There is only one data structure associated with wait queues, the wait_queue
structure. These structures contain a pointer to the associated task_struct, and
are linked into a list.
File locks have an associated file_lock structure. This structure contains a
pointer to a task_struct for the owning process, the file descriptor of the
locked file, a wait queue for processes which are waiting for the cancellation
of the file lock, and which region of the file is locked. The file_lock
structures are linked into a list for each open file.
Pipes, both nameless and named,; are represented by a file system inode. This
inode stores extra pipe-specific information in the pipe_inode_info structure.
This structure contains a wait queue for processes which are blocking on a read
or write, a pointer to the page of memory used as the circular buffer for the
pipe, the amount of data in the pipe, and the number of processes which are
currently reading and writing from/to the pipe.
All system V IPC objects are created in the kernel, and each have associated
access permissions. These access permissions are held in the ipc_perm structure.
Semaphores are represented with the sem structure, which holds the value of the
semaphore and the pid of the process that performed the last operation on the
semaphore. Semaphore arrays are represented by the semid_ds structure, which
holds the access permissions, the time of the last semaphore operation, a
pointer to the first semaphore in the array, and queues on which processes block
when performing semaphore operations. The structure sem_undo is used to create a
list of semaphore operations performed by a process, so that they can all be
undone when the process is killed.
Message queues are based on the msquid_ds structure, which holds management and
control information.

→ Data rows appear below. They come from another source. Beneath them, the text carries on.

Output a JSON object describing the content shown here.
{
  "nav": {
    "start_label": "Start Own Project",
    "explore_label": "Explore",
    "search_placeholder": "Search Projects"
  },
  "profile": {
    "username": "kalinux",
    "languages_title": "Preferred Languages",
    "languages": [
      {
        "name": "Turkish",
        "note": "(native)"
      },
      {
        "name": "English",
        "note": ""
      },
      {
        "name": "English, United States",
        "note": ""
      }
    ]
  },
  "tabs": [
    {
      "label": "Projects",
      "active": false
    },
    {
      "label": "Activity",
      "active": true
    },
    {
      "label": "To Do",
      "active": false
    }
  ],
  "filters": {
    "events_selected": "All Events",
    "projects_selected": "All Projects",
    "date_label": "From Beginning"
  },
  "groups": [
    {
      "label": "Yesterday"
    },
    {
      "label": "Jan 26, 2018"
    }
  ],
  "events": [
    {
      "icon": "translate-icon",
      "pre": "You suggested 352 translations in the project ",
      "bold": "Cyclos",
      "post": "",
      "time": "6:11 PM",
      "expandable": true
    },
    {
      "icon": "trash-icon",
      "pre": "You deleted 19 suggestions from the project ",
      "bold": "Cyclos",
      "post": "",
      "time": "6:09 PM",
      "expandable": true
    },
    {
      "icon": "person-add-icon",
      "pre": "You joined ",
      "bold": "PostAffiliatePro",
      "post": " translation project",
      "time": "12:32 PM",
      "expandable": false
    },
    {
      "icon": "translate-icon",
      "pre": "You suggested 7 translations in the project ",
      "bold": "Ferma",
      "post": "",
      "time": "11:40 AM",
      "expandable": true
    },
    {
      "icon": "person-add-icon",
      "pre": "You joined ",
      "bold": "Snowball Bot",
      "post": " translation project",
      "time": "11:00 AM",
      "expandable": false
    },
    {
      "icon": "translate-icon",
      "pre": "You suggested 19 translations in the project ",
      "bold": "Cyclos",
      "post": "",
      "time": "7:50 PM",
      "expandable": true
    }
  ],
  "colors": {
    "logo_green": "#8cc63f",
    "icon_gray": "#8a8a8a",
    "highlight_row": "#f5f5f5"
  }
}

This structure stores the following fields:
- Access permissions
- Link fields to implement the message queue (i.e. pointers to msquid_ds)

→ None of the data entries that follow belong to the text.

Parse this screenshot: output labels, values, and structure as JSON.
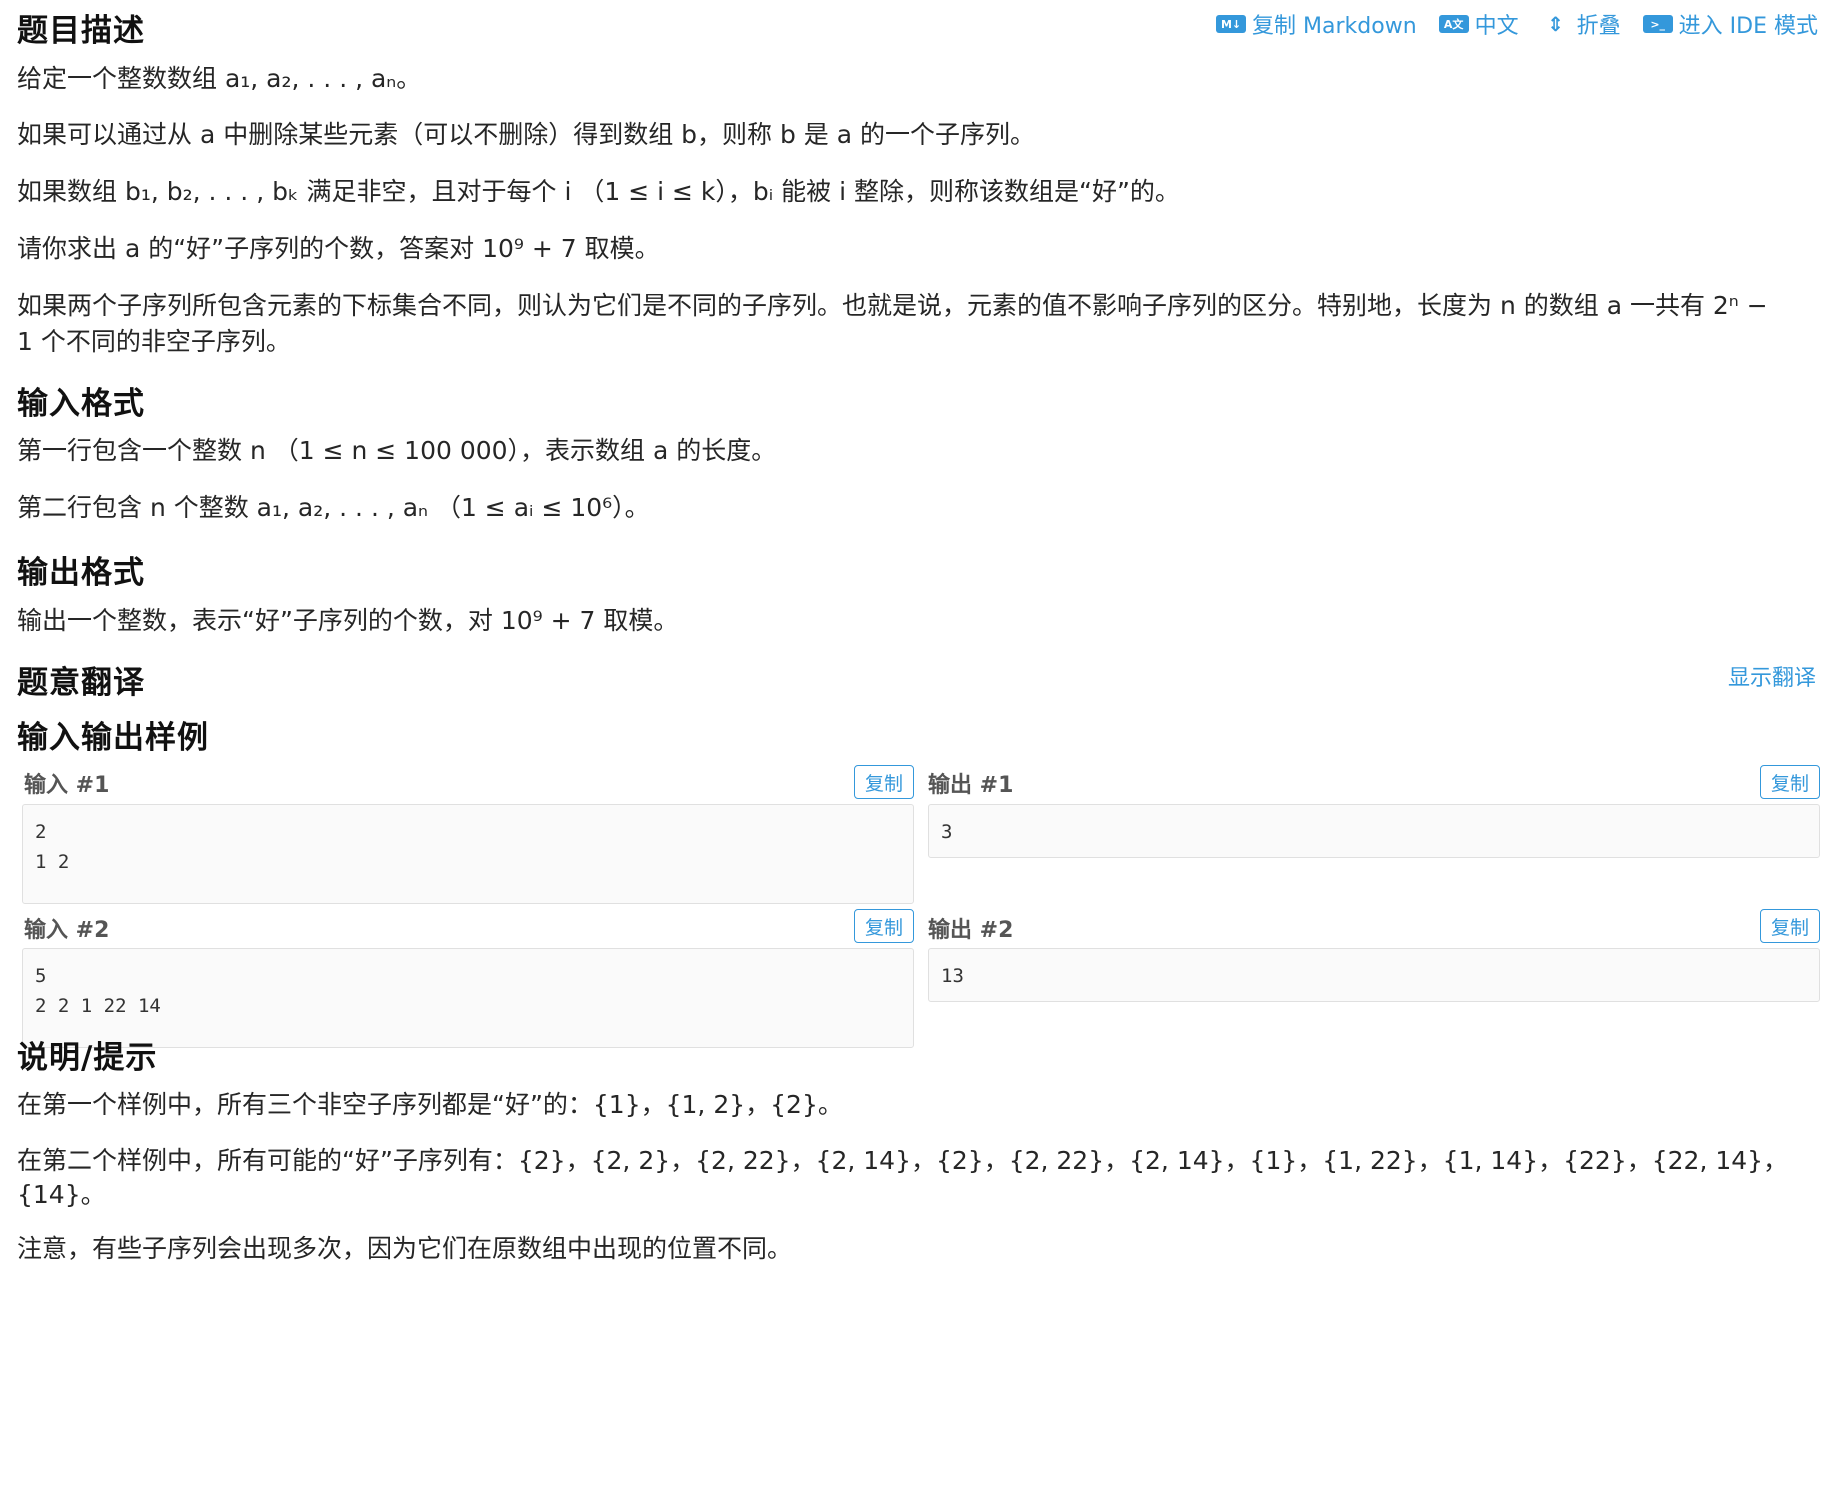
{
  "toolbar": {
    "copy_markdown": "复制 Markdown",
    "copy_markdown_icon": "M↓",
    "lang": "中文",
    "lang_icon": "A文",
    "fold": "折叠",
    "fold_icon": "⇕",
    "ide": "进入 IDE 模式",
    "ide_icon": ">_"
  },
  "description": {
    "heading": "题目描述",
    "p1": "给定一个整数数组 a₁, a₂, . . . , aₙ。",
    "p2": "如果可以通过从 a 中删除某些元素（可以不删除）得到数组 b，则称 b 是 a 的一个子序列。",
    "p3": "如果数组 b₁, b₂, . . . , bₖ 满足非空，且对于每个 i （1 ≤ i ≤ k），bᵢ 能被 i 整除，则称该数组是“好”的。",
    "p4": "请你求出 a 的“好”子序列的个数，答案对 10⁹ + 7 取模。",
    "p5a": "如果两个子序列所包含元素的下标集合不同，则认为它们是不同的子序列。也就是说，元素的值不影响子序列的区分。特别地，长度为 n 的数组 a 一共有 2ⁿ −",
    "p5b": "1 个不同的非空子序列。"
  },
  "input_format": {
    "heading": "输入格式",
    "p1": "第一行包含一个整数 n （1 ≤ n ≤ 100 000），表示数组 a 的长度。",
    "p2": "第二行包含 n 个整数 a₁, a₂, . . . , aₙ （1 ≤ aᵢ ≤ 10⁶）。"
  },
  "output_format": {
    "heading": "输出格式",
    "p1": "输出一个整数，表示“好”子序列的个数，对 10⁹ + 7 取模。"
  },
  "translation": {
    "heading": "题意翻译",
    "show": "显示翻译"
  },
  "samples": {
    "heading": "输入输出样例",
    "copy": "复制",
    "items": [
      {
        "in_label": "输入 #1",
        "out_label": "输出 #1",
        "input": "2\n1 2",
        "output": "3"
      },
      {
        "in_label": "输入 #2",
        "out_label": "输出 #2",
        "input": "5\n2 2 1 22 14",
        "output": "13"
      }
    ]
  },
  "hint": {
    "heading": "说明/提示",
    "p1": "在第一个样例中，所有三个非空子序列都是“好”的：{1}，{1, 2}，{2}。",
    "p2a": "在第二个样例中，所有可能的“好”子序列有：{2}，{2, 2}，{2, 22}，{2, 14}，{2}，{2, 22}，{2, 14}，{1}，{1, 22}，{1, 14}，{22}，{22, 14}，",
    "p2b": "{14}。",
    "p3": "注意，有些子序列会出现多次，因为它们在原数组中出现的位置不同。"
  }
}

- Times for the last send, receipt and change
- Queues on which processes block, as described in the previous section
- The current number of bytes in the queue
- The number of messages
- The size of the queue (in bytes)
- The process number of the last sender
The process number of the last receiver.
A message itself is stored in the kernel with a msg structure. This structure
holds a link field, to implement a link list of messages, the type of message,
the address of the message data, and the length of the message.

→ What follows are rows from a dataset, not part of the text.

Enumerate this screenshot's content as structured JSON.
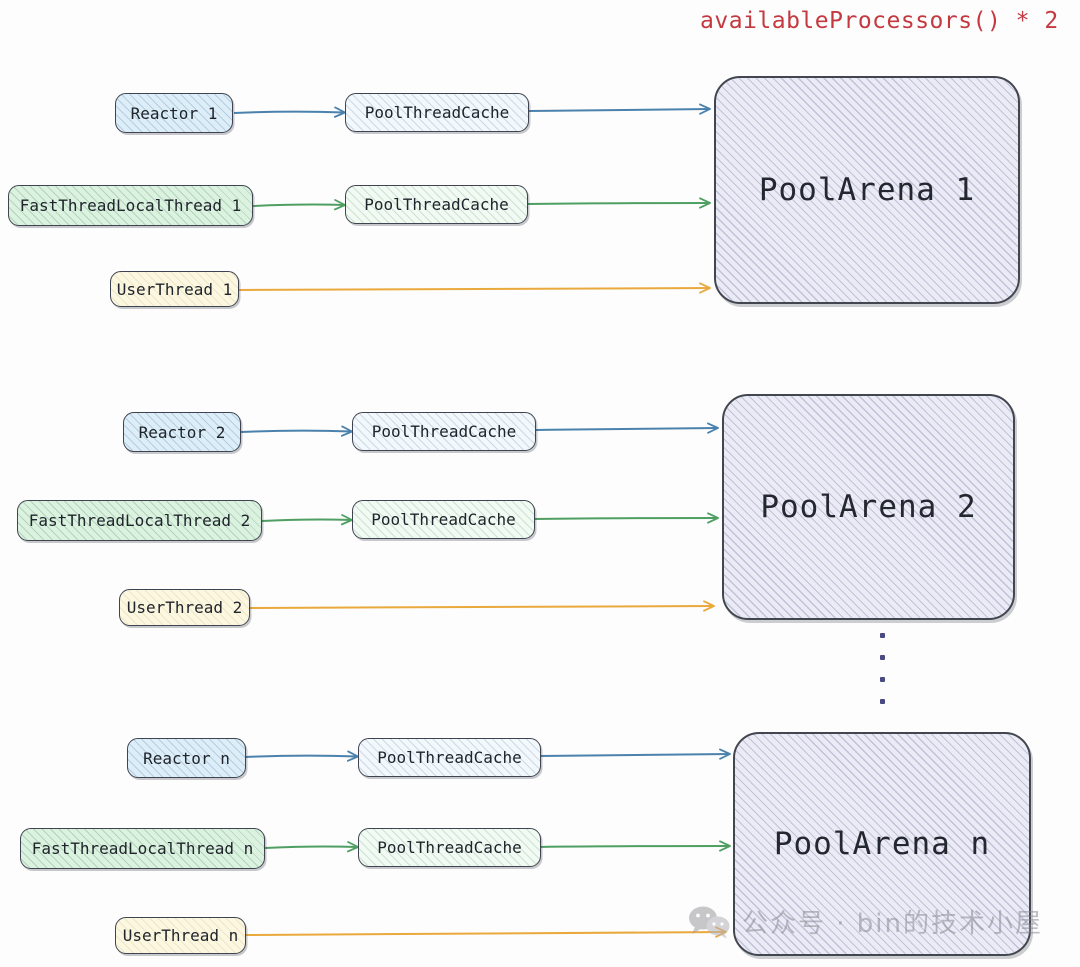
{
  "title": {
    "text": "availableProcessors() * 2",
    "color": "#c4393f"
  },
  "rows": [
    {
      "index": "1",
      "reactor": {
        "label": "Reactor 1",
        "icon": "reactor-node-icon",
        "color": "#ddeef8"
      },
      "fast_thread": {
        "label": "FastThreadLocalThread 1",
        "color": "#dcf2e1"
      },
      "user_thread": {
        "label": "UserThread 1",
        "color": "#fbf7e0"
      },
      "cache_top": {
        "label": "PoolThreadCache"
      },
      "cache_mid": {
        "label": "PoolThreadCache"
      },
      "arena": {
        "label": "PoolArena 1"
      }
    },
    {
      "index": "2",
      "reactor": {
        "label": "Reactor 2",
        "icon": "reactor-node-icon",
        "color": "#ddeef8"
      },
      "fast_thread": {
        "label": "FastThreadLocalThread 2",
        "color": "#dcf2e1"
      },
      "user_thread": {
        "label": "UserThread 2",
        "color": "#fbf7e0"
      },
      "cache_top": {
        "label": "PoolThreadCache"
      },
      "cache_mid": {
        "label": "PoolThreadCache"
      },
      "arena": {
        "label": "PoolArena 2"
      }
    },
    {
      "index": "n",
      "reactor": {
        "label": "Reactor n",
        "icon": "reactor-node-icon",
        "color": "#ddeef8"
      },
      "fast_thread": {
        "label": "FastThreadLocalThread n",
        "color": "#dcf2e1"
      },
      "user_thread": {
        "label": "UserThread n",
        "color": "#fbf7e0"
      },
      "cache_top": {
        "label": "PoolThreadCache"
      },
      "cache_mid": {
        "label": "PoolThreadCache"
      },
      "arena": {
        "label": "PoolArena n"
      }
    }
  ],
  "arrow_colors": {
    "reactor": "#4a82ad",
    "fast_thread": "#4f9f63",
    "user_thread": "#eaa93c"
  },
  "ellipsis": {
    "dot_count": 4,
    "color": "#4a4a82"
  },
  "watermark": {
    "text": "公众号 · bin的技术小屋",
    "icon": "wechat-icon"
  }
}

The shared memory implementation is based on the shmid_ds structure, which, like
the msquid_ds structure, holds management and control information. The structure
contains access control permissions, last attach, detach and change times, pids
of the creator and last process to call an operation for the shared segment,
number of processes to which the shared memory region is attached to, the number
of pages which make up the shared memory region, and a field for page table
The Unix domain sockets are based on the socket data structure, described in the
Network Interface section.
5. Subsystem Structure:
flows from the system call layer down into each module. The System V IPC
facilities are implemented in the ipc directory of the kernel source. The kernel
IPC module refers to IPC facilities implemented within the kernel directory.
Similar conventions hold for the File and Net IPC facilities.
The System V IPC module is dependant on the Kernel IPC mechanism. In particular,
semaphores are implemented with wait queues. All other IPC facilities are
implemented independently of each other.
6. Subsystem Dependencies:
The IPC subsystem depends on the file system for sockets. Sockets use file
descriptors, and once they are opened, they are assigned to an inode. Memory
management depends on IPC as the page swapping routine calls the IPC subsystem
to perform swapping of shared
memory. IPC depends on memory management primarily for the allocation of buffers
and the implementation of shared memory.
Some IPC mechanisms use timers, which are implemented in the process scheduler
subsystem. Process, scheduling relies on signals. For these two reasons, the IPC
and Process Scheduler modules depend on each other.